La diversa cultura di provenienza non “scrimina” i maltrattamenti

Pubblicato il 14 aprile 2015 Con sentenza n. 14960 depositata il 13 aprile 2015, la Corte di Cassazione, terza sezione penale, ha respinto il ricorso presentato dall’imputato, avverso la pronuncia con cui era stato condannato per aver maltrattato la moglie - costringendola ad avere rapporti sessuali benché incinta - ed altresì per aver fatto mancare i mezzi di sussistenza al figlio minore.

Avverso detta condanna il ricorrente, cittadino marocchino, invocava la scriminante putativa ex art. 51 c.p., poiché le condotte ad esso contestate, sarebbero state consentite nel suo stato di provenienza.

Al riguardo – ha tuttavia osservato la Cassazione – non è concepibile la scomposizione del nostro ordinamento in tanti statuti individuali per quante sono le etnie che lo compongono, non essendo compatibile con l’unicità del tessuto sociale, l’ipotesi di convivenza di culture confliggenti.

E’ invece opportuno che i comportamenti individuali rispondenti alla varietà delle culture, siano armonizzati in base al criterio unificatore della centralità della persona umana, quale denominatore minimo comune per l’istaurazione di una società civile.

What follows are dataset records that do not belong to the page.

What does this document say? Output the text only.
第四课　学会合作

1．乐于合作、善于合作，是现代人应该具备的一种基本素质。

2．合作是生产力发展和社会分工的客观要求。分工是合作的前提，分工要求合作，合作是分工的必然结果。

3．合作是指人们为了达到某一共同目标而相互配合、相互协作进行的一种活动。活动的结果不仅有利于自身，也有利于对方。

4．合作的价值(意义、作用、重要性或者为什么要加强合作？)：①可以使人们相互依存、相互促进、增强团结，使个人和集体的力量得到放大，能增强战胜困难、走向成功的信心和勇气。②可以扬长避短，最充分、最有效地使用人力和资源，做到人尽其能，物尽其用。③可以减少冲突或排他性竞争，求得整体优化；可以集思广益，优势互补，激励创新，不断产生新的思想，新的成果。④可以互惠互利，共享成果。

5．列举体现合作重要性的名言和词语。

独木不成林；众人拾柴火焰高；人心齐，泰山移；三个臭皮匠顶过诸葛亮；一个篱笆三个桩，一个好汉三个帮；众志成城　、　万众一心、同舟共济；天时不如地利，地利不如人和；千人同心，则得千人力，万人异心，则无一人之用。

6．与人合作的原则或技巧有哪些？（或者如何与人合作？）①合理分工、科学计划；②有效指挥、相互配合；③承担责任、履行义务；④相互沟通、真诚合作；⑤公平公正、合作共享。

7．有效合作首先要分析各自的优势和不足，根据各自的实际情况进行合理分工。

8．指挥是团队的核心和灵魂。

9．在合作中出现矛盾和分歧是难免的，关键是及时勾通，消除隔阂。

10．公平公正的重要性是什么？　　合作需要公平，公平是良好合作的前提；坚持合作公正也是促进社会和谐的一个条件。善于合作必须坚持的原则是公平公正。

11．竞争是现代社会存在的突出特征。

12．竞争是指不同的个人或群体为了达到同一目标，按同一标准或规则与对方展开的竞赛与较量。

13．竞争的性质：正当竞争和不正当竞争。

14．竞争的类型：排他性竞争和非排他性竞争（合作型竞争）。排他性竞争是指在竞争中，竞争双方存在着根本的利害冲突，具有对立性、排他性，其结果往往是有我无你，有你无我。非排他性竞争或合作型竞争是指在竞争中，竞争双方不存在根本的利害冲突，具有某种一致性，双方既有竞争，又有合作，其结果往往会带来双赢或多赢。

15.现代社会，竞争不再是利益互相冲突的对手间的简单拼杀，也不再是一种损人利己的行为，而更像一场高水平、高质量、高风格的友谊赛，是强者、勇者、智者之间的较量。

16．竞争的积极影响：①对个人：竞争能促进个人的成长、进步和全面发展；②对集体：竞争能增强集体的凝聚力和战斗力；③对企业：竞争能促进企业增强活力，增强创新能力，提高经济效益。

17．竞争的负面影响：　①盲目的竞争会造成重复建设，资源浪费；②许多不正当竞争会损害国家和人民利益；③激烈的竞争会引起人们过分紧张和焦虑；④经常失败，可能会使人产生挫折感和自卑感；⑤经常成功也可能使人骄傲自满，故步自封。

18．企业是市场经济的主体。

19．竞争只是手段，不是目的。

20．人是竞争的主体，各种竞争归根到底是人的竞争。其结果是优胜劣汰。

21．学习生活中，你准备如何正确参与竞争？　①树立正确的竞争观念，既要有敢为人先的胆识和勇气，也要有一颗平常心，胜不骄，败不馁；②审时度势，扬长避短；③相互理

Nel caso di specie, in particolare – ha proseguito la Corte – le condotte dell’imputato appaiono contrarie a qualsiasi principio e non possono ritenersi espressione di alcuna cultura, tantomeno di quella di provenienza dell’imputato.

Né può invocarsi alcuna scriminante fondata sull’esercizio di un presunto diritto escluso in linea di principio dall’ordinamento.